We were not erased. We were broken. Still bearing the image — but representing a fallen, distorted version of it. Still carrying the assignment — but without the power to fulfill it rightly. Which is exactly why we needed what only Jesus could provide.

Understanding the severed circuit reframes almost everything about human experience.

It explains why people who have everything can still feel empty — the circuit is still broken, and nothing in the physical world can substitute for the connection it was designed to carry. It explains why religion without relationship produces miserable, controlling, flesh-driven people who are convinced they are doing God's work.

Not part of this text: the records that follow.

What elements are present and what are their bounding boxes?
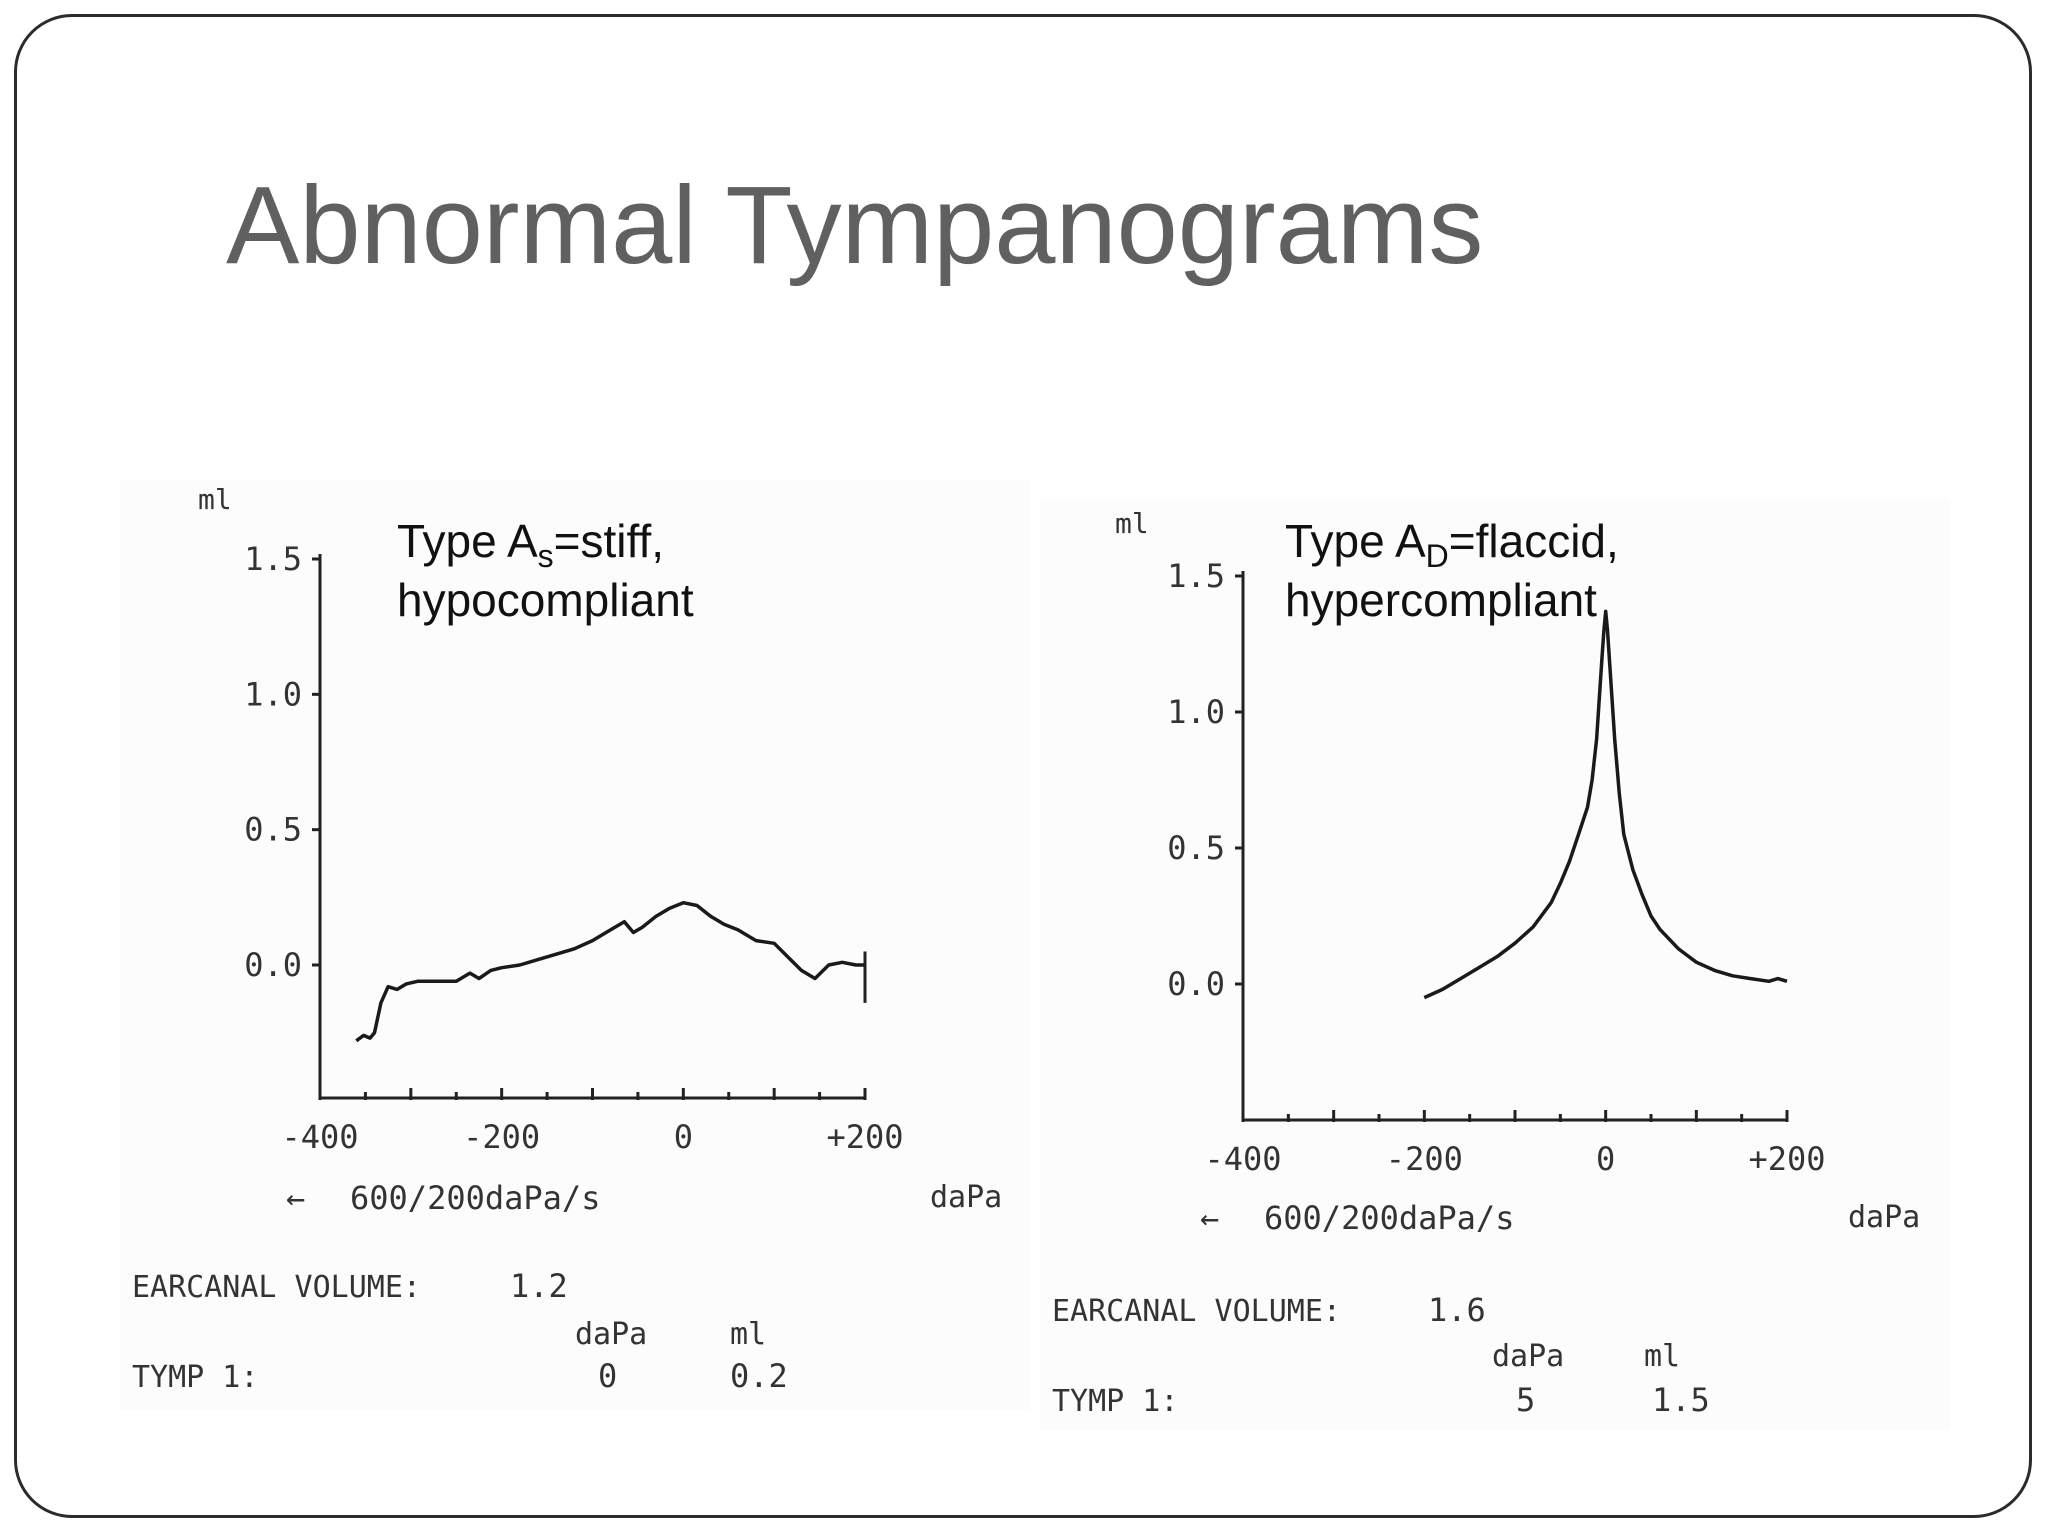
tympanogram-right: ml 1.5 1.0 0.5 0.0 -400 -200 0 +200 Type AD=fl…	[1052, 507, 1920, 1419]
tymp-col-ml: ml	[730, 1317, 766, 1352]
x-tick-label: -400	[281, 1118, 358, 1156]
earcanal-volume-label: EARCANAL VOLUME:	[1052, 1294, 1341, 1329]
rate-label: 600/200daPa/s	[1264, 1199, 1514, 1237]
tymp-label: TYMP 1:	[1052, 1384, 1178, 1419]
y-tick-label: 1.0	[1167, 693, 1225, 731]
tympanogram-curve-stiff	[355, 900, 865, 1043]
y-tick-label: 0.0	[244, 946, 302, 984]
rate-label: 600/200daPa/s	[350, 1179, 600, 1217]
earcanal-volume-value: 1.6	[1428, 1291, 1486, 1329]
y-tick-label: 1.0	[244, 675, 302, 713]
y-ticks: 1.5 1.0 0.5 0.0	[244, 540, 320, 984]
x-unit-label: daPa	[1848, 1200, 1920, 1235]
x-tick-label: +200	[826, 1118, 903, 1156]
y-tick-label: 0.0	[1167, 965, 1225, 1003]
tymp-label: TYMP 1:	[132, 1360, 258, 1395]
earcanal-volume-label: EARCANAL VOLUME:	[132, 1270, 421, 1305]
tympanogram-left: ml 1.5 1.0 0.5 0.0 -400 -200 0 +200 Type As=st…	[132, 483, 1002, 1395]
tymp-dapa-value: 0	[598, 1357, 617, 1395]
x-tick-label: -400	[1204, 1140, 1281, 1178]
slide-title: Abnormal Tympanograms	[226, 164, 1484, 287]
tymp-dapa-value: 5	[1516, 1381, 1535, 1419]
tymp-col-ml: ml	[1644, 1339, 1680, 1374]
tympanogram-curve-flaccid	[1423, 609, 1788, 1000]
y-tick-label: 0.5	[244, 811, 302, 849]
y-tick-label: 0.5	[1167, 829, 1225, 867]
x-tick-label: +200	[1748, 1140, 1825, 1178]
x-tick-label: 0	[674, 1118, 693, 1156]
y-tick-label: 1.5	[1167, 557, 1225, 595]
x-ticks: -400 -200 0 +200	[1204, 1110, 1826, 1178]
rate-arrow: ←	[1200, 1199, 1219, 1237]
type-annotation-line1: Type AD=flaccid,	[1285, 515, 1619, 574]
type-annotation-line2: hypocompliant	[397, 574, 694, 626]
x-ticks: -400 -200 0 +200	[281, 1088, 904, 1156]
tymp-ml-value: 0.2	[730, 1357, 788, 1395]
y-ticks: 1.5 1.0 0.5 0.0	[1167, 557, 1243, 1003]
tymp-col-dapa: daPa	[1492, 1339, 1564, 1374]
tymp-col-dapa: daPa	[575, 1317, 647, 1352]
rate-arrow: ←	[286, 1179, 305, 1217]
x-tick-label: -200	[463, 1118, 540, 1156]
y-tick-label: 1.5	[244, 540, 302, 578]
earcanal-volume-value: 1.2	[510, 1267, 568, 1305]
type-annotation-line1: Type As=stiff,	[397, 515, 664, 574]
tympanogram-right-panel: ml 1.5 1.0 0.5 0.0 -400 -200 0 +200 Type AD=fl…	[1040, 500, 1950, 1430]
tymp-ml-value: 1.5	[1652, 1381, 1710, 1419]
y-unit-label: ml	[1115, 507, 1149, 540]
x-unit-label: daPa	[930, 1180, 1002, 1215]
x-tick-label: 0	[1596, 1140, 1615, 1178]
type-annotation-line2: hypercompliant	[1285, 574, 1597, 626]
y-unit-label: ml	[198, 483, 232, 516]
tympanogram-left-panel: ml 1.5 1.0 0.5 0.0 -400 -200 0 +200 Type As=st…	[120, 480, 1030, 1410]
x-tick-label: -200	[1386, 1140, 1463, 1178]
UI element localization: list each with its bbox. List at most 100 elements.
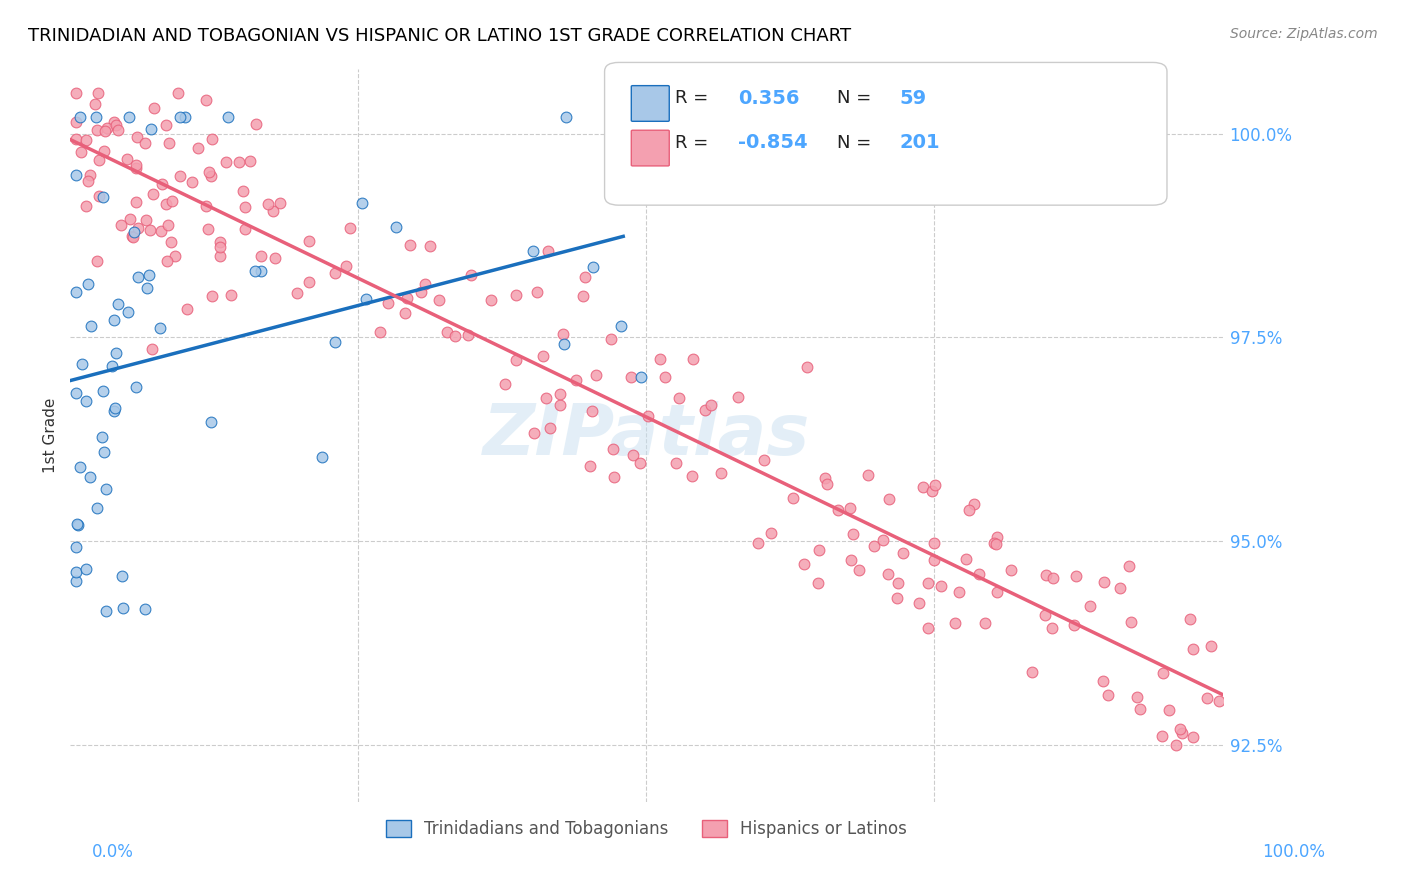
Point (142, 187, 165, 202)
Point (1042, 621, 1064, 635)
Point (419, 239, 441, 253)
Point (111, 568, 134, 582)
Point (65, 541, 87, 555)
Point (197, 221, 219, 235)
Point (298, 234, 321, 248)
Point (886, 576, 908, 591)
Point (700, 399, 723, 413)
Point (710, 466, 733, 480)
Point (793, 557, 815, 571)
Point (1150, 730, 1173, 744)
Point (79, 469, 101, 483)
Point (924, 478, 946, 492)
Point (1181, 730, 1204, 744)
Point (579, 459, 602, 474)
Text: ZIPatlas: ZIPatlas (482, 401, 810, 469)
Point (107, 297, 129, 311)
Point (80, 318, 103, 333)
Point (548, 386, 571, 401)
Point (538, 421, 561, 435)
Point (1000, 563, 1022, 577)
Point (125, 380, 148, 394)
Point (201, 289, 224, 303)
Point (127, 130, 149, 145)
Point (377, 295, 399, 310)
Point (90, 430, 112, 444)
Point (1168, 722, 1191, 736)
Point (537, 244, 560, 259)
Point (943, 616, 966, 631)
Text: 100.0%: 100.0% (1263, 843, 1324, 861)
Point (75, 133, 97, 147)
Point (668, 391, 690, 405)
Point (136, 281, 159, 295)
Point (66, 516, 89, 531)
Point (91, 384, 114, 399)
Point (159, 235, 181, 249)
Point (973, 615, 995, 630)
Point (526, 285, 548, 300)
Point (1092, 575, 1115, 590)
Point (1180, 612, 1202, 626)
Point (551, 327, 574, 342)
Point (582, 260, 605, 275)
Point (285, 286, 308, 301)
Point (986, 530, 1008, 544)
Text: 201: 201 (900, 133, 941, 153)
Point (134, 601, 156, 615)
Point (209, 235, 232, 249)
Point (84, 97, 107, 112)
Point (127, 269, 149, 284)
Point (983, 536, 1005, 550)
Point (1078, 599, 1101, 613)
Point (494, 376, 516, 391)
Point (917, 575, 939, 590)
Point (167, 86, 190, 100)
Point (89, 188, 111, 202)
Point (134, 136, 156, 151)
Point (65, 86, 87, 100)
Text: 59: 59 (900, 88, 927, 108)
Point (75, 199, 97, 213)
Point (548, 398, 571, 412)
Point (155, 197, 177, 211)
Point (623, 448, 645, 462)
Point (922, 553, 945, 567)
Point (648, 351, 671, 366)
Y-axis label: 1st Grade: 1st Grade (44, 397, 58, 473)
Point (399, 238, 422, 252)
Text: 0.356: 0.356 (738, 88, 800, 108)
Point (602, 442, 624, 456)
Text: N =: N = (837, 134, 870, 152)
Point (396, 291, 419, 305)
Point (125, 194, 148, 209)
Point (682, 351, 704, 366)
Point (856, 468, 879, 483)
Point (848, 563, 870, 577)
Point (298, 276, 321, 290)
Legend: Trinidadians and Tobagonians, Hispanics or Latinos: Trinidadians and Tobagonians, Hispanics … (380, 813, 914, 845)
Point (84, 111, 107, 125)
Point (1181, 641, 1204, 656)
Point (217, 111, 239, 125)
Point (174, 111, 197, 125)
Point (122, 230, 145, 244)
Point (69, 111, 91, 125)
Point (141, 122, 163, 136)
Point (127, 220, 149, 235)
Point (208, 249, 231, 263)
Point (86, 254, 108, 268)
Point (436, 325, 458, 339)
Point (955, 552, 977, 566)
Point (1164, 738, 1187, 752)
Point (87, 153, 110, 167)
Point (163, 248, 186, 262)
Point (1042, 571, 1064, 585)
Point (727, 390, 749, 404)
Point (1092, 674, 1115, 689)
Point (1021, 665, 1043, 679)
Point (75, 562, 97, 576)
Point (917, 621, 939, 635)
Point (603, 470, 626, 484)
Point (94, 123, 117, 137)
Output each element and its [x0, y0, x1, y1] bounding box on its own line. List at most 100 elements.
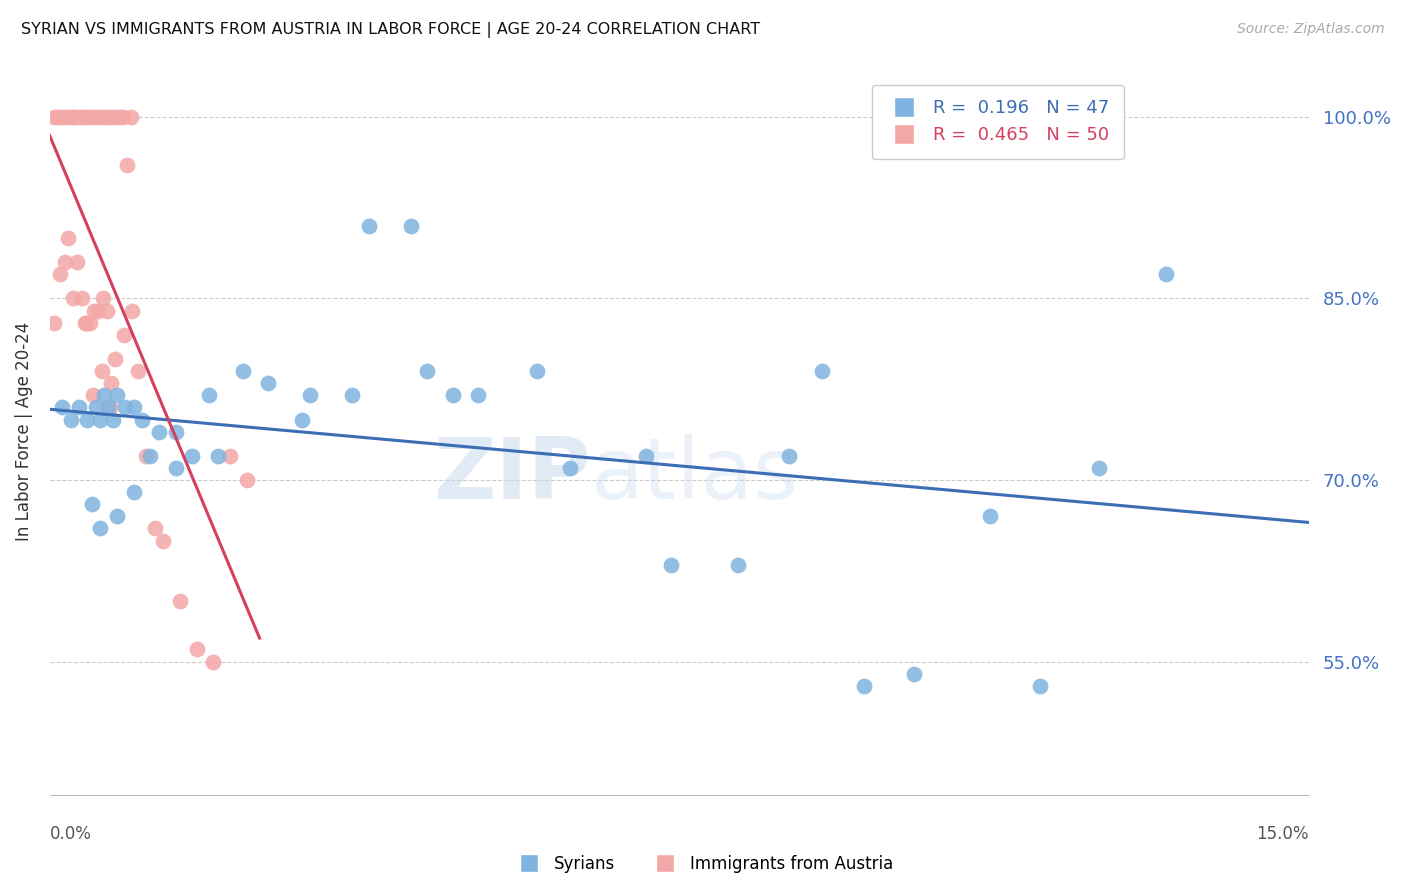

It explains why the ache of nostalgia, the universal search for meaning, the sense that there is something more — never fully goes away until the source is found.

And it explains why the enemy's primary strategy has always been to target the mind. A human being walking in a restored circuit — spirit connected to God, soul rightly led by spirit, body governed by both — is exactly what God designed. It is a regent operating as intended. It is a child of God walking in the authority that was always theirs. It is the thing the kingdom of darkness fears most.

So the question isn't whether the circuit can be restored. Jesus settled that. The question is whether you will live from the restoration — every day, every decision, every moment choosing which set of eyes you see through.

The flesh will always argue for its old position. It is loud, familiar, and persuasive.

But it was never meant to lead.

"For you did not receive the spirit of slavery to fall back into fear, but you have received the Spirit of adoption as sons, by whom we cry, 'Abba! Father!'" Romans 8:15 ESV

The circuit is restored. The Father is on the line. The spirit man can see again.

The only question left is whether you'll live like it.